手術が必要となる脊椎の病気は、ほかに頚部椎間板ヘルニア、脊柱管狭窄症、脊椎分離症、脊椎すべり症、脊柱側弯症などいろいろありますが、どれにも低侵襲手術が広がろうとしています。

「除圧」で神経から離し、それから「固定」

脊椎手術の一番のねらいは、腰や手足の痛みやマヒを取るための「除圧術」です。腰痛や背痛、座骨神経痛などは、変形した椎骨や椎間板によって神経(脊髄、神経根、馬尾神経)が圧迫されて起こりますから、神経が通る空間を広げてやるのです。そのため、変形した骨や脱出した椎間板を削ったり、あるいはずれた骨を元に戻したりします。

変形部分を除去したことで脊椎が不安定になり、症状が再発する恐れのある場合は、「固定術」が必要です。取り除いた椎間板の代わりに、自分の骨盤の一部を移植して挟み込むこともあります。不安定な上下の椎骨が固定されれば、背骨の運動に多少の制限が加わりますが、症状の再発は防げます。

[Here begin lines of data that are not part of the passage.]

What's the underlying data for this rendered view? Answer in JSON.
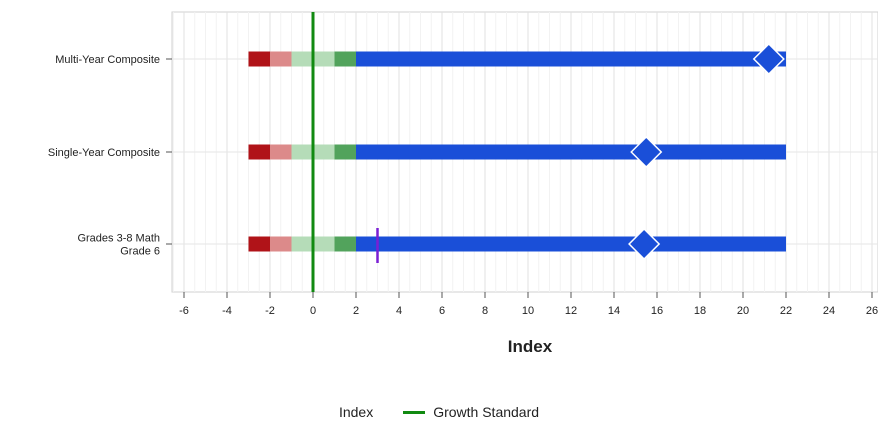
{
  "chart_data": {
    "type": "bar",
    "orientation": "horizontal",
    "categories": [
      "Multi-Year Composite",
      "Single-Year Composite",
      "Grades 3-8 Math\nGrade 6"
    ],
    "xlabel": "Index",
    "xlim": [
      -6.5,
      26
    ],
    "xticks": [
      -6,
      -4,
      -2,
      0,
      2,
      4,
      6,
      8,
      10,
      12,
      14,
      16,
      18,
      20,
      22,
      24,
      26
    ],
    "grid": true,
    "bands": [
      {
        "from": -3,
        "to": -2,
        "color": "#b01318"
      },
      {
        "from": -2,
        "to": -1,
        "color": "#dc8a8a"
      },
      {
        "from": -1,
        "to": 1,
        "color": "#b5dcb8"
      },
      {
        "from": 1,
        "to": 2,
        "color": "#52a35c"
      },
      {
        "from": 2,
        "to": 22,
        "color": "#1a4fd8"
      }
    ],
    "index_values": [
      21.2,
      15.5,
      15.4
    ],
    "growth_standard": 0,
    "extra_marker": {
      "category_index": 2,
      "value": 3,
      "color": "#7a1fd4"
    },
    "legend": [
      {
        "label": "Index",
        "swatch": false
      },
      {
        "label": "Growth Standard",
        "swatch": true,
        "color": "#118a11"
      }
    ],
    "legend_position": "bottom",
    "colors": {
      "index_marker": "#1a4fd8",
      "growth_line": "#118a11"
    }
  }
}
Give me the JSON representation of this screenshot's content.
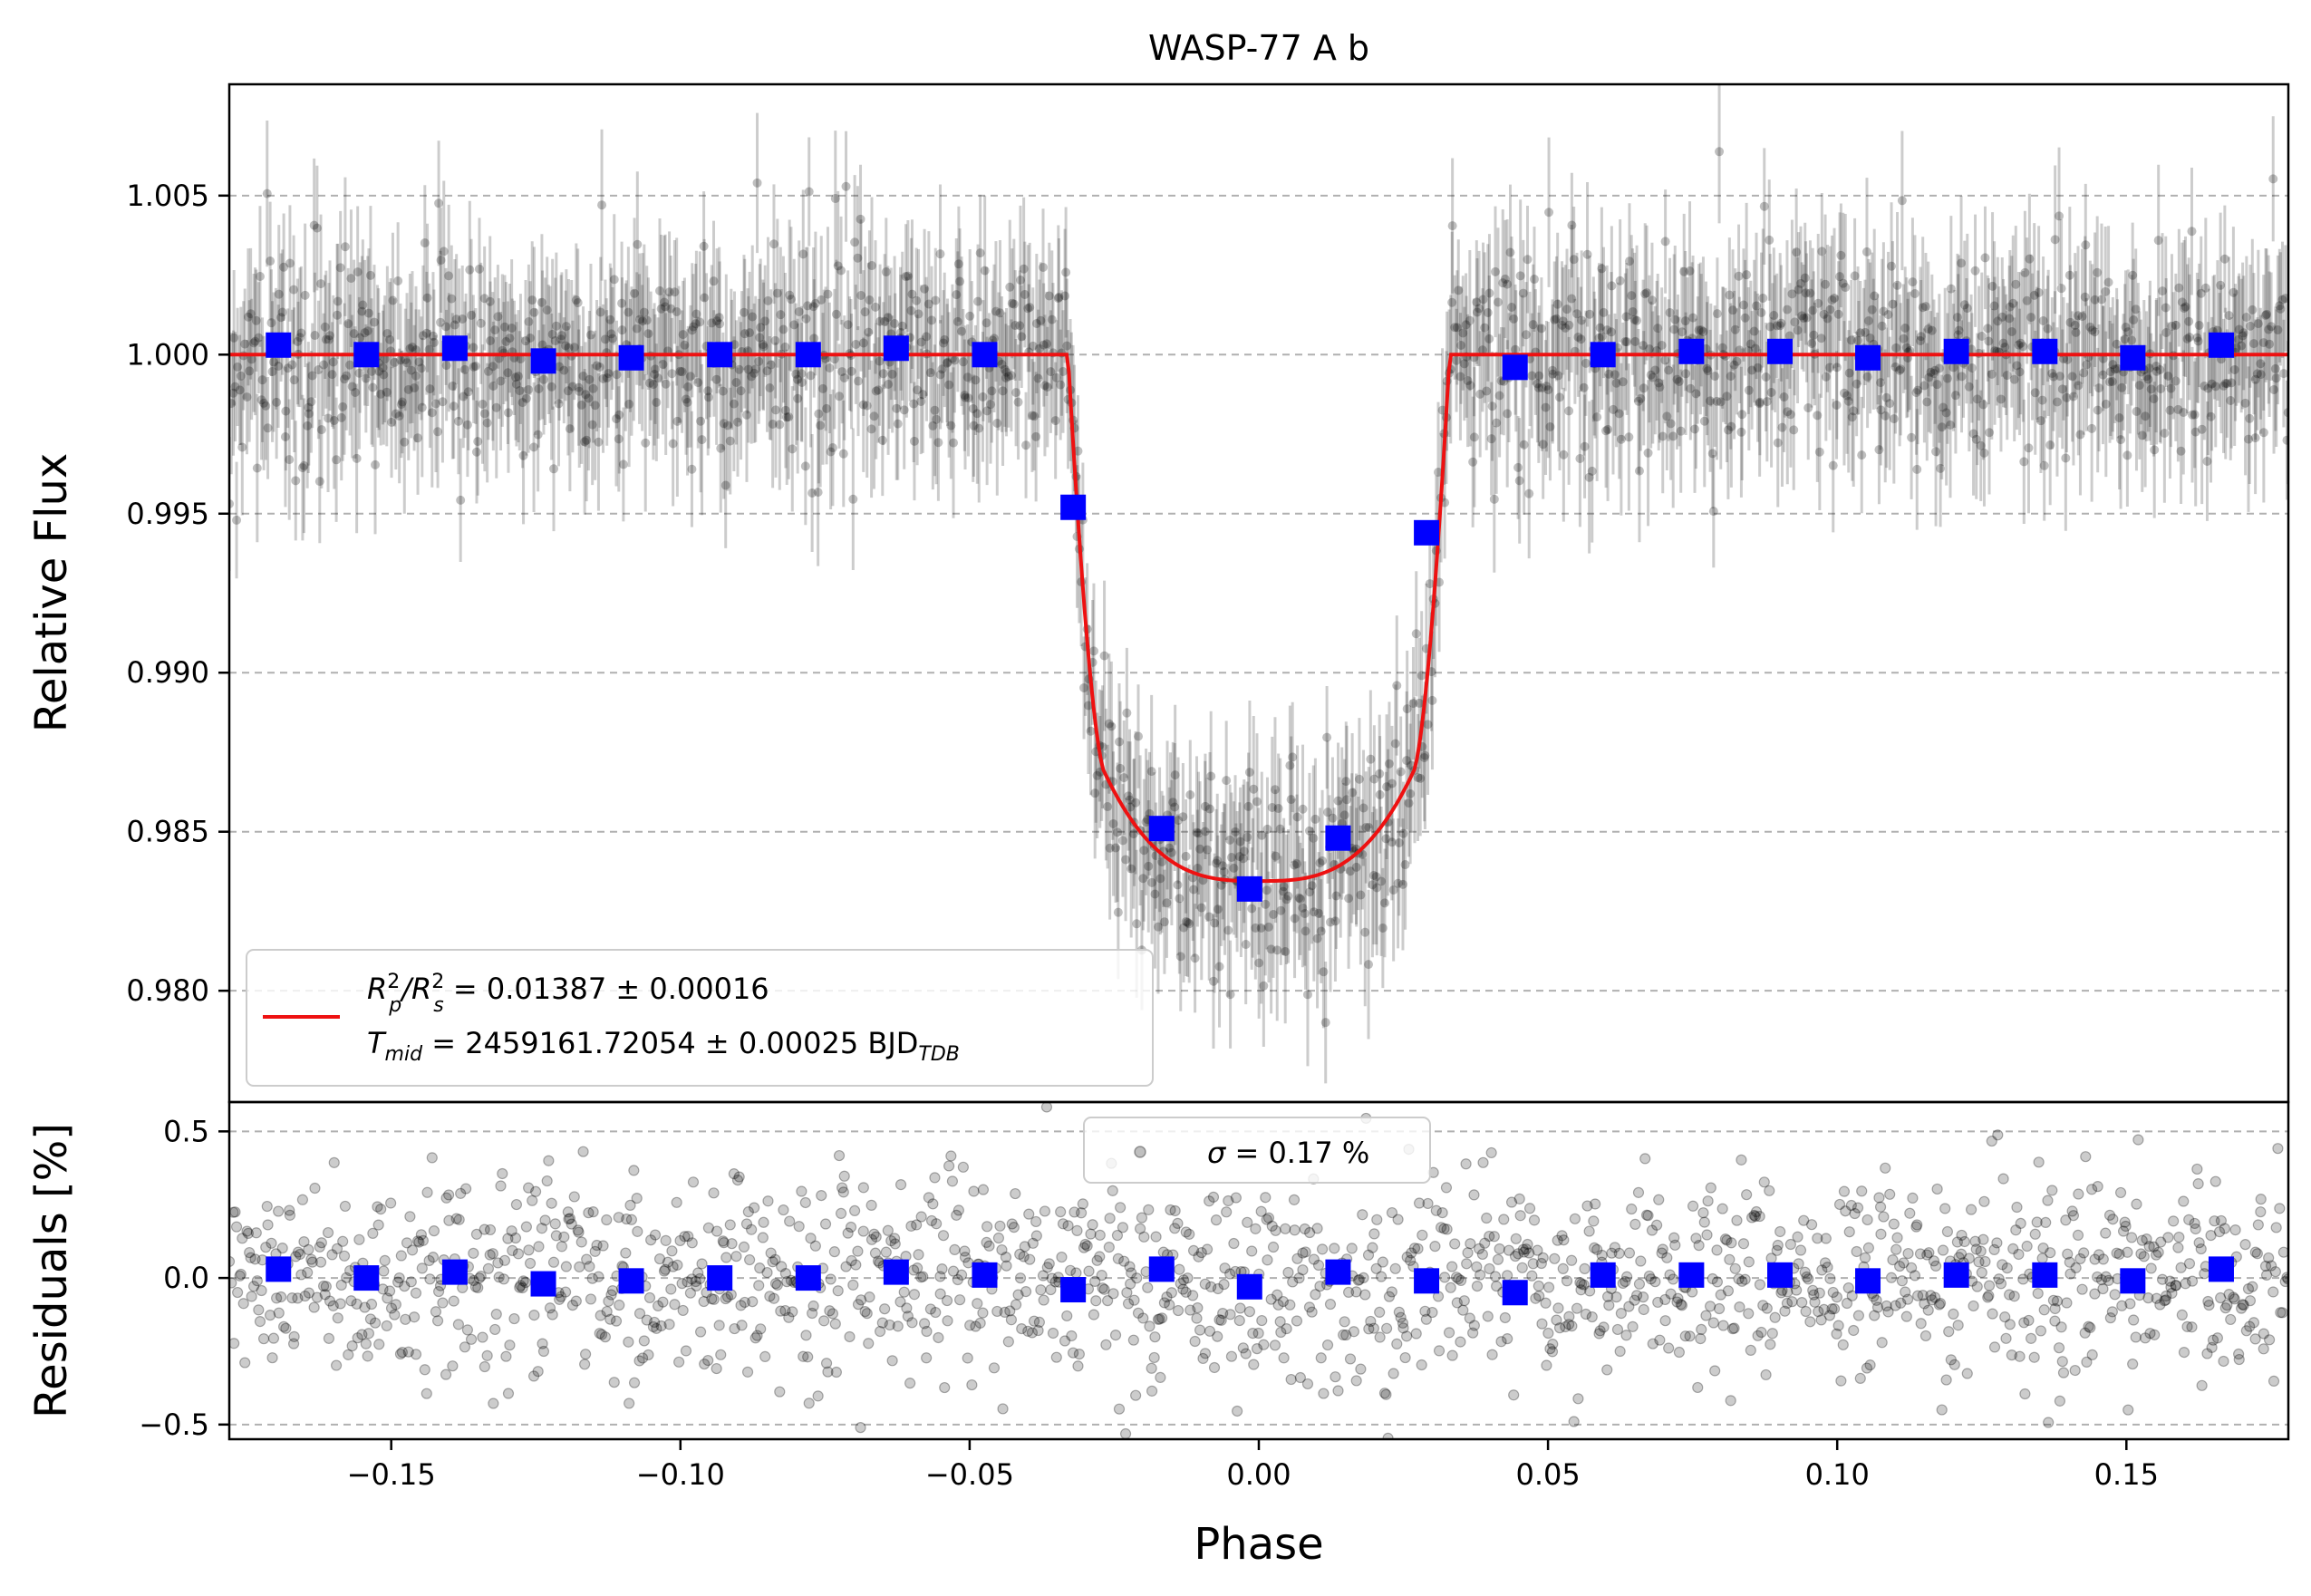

固定のために移植した骨が融合するのに数カ月かかります。しかし最近は固着を早める目的で金属製のスクリュー(ねじ)、ロッド(棒)、プレート(板)で締めつける方法が採用されるようになりました。このおかげで手術後の安静期間が短縮され、社会復帰が早まっています。

低侵襲手術の用具や埋め込み材料も輸入

脚の付け根の関節(股関節)が骨折しても、最近は「人工股関節」のおかげで歩ける人が増えていますが、アメリカではもう「人工椎間板」が実用化されています。これが日本に導入されるのに数年かかるだろうといわれます。日本の薬事行政は新しい技術や医療機器、医薬品に厳しく、チェックに年月がかかるのです。低侵襲手術用スクリューなどの導入もアメリカより3年遅れました。

腰椎固定術で椎間の高さを保つための「椎間スペーサー」(左図)についても同様で、海外では7年前から普及しているPEEK(ピーク:ポリエーテルエーテルケトン)を素材とした「ケージ」(かご)がようやく承認されました。これは移植するための骨の被覆材として使われ、上下の椎骨の圧力でつぶれるのを防いで、やがて中に入れた骨が上下の骨とくっつきます。

低侵襲手術を進める用具もアメリカから輸入されていますが、日本の医師の手腕を十分に生かすには、さらに新しい手術用具や埋め込み材料などが使える環境を整えることが重要でしょう。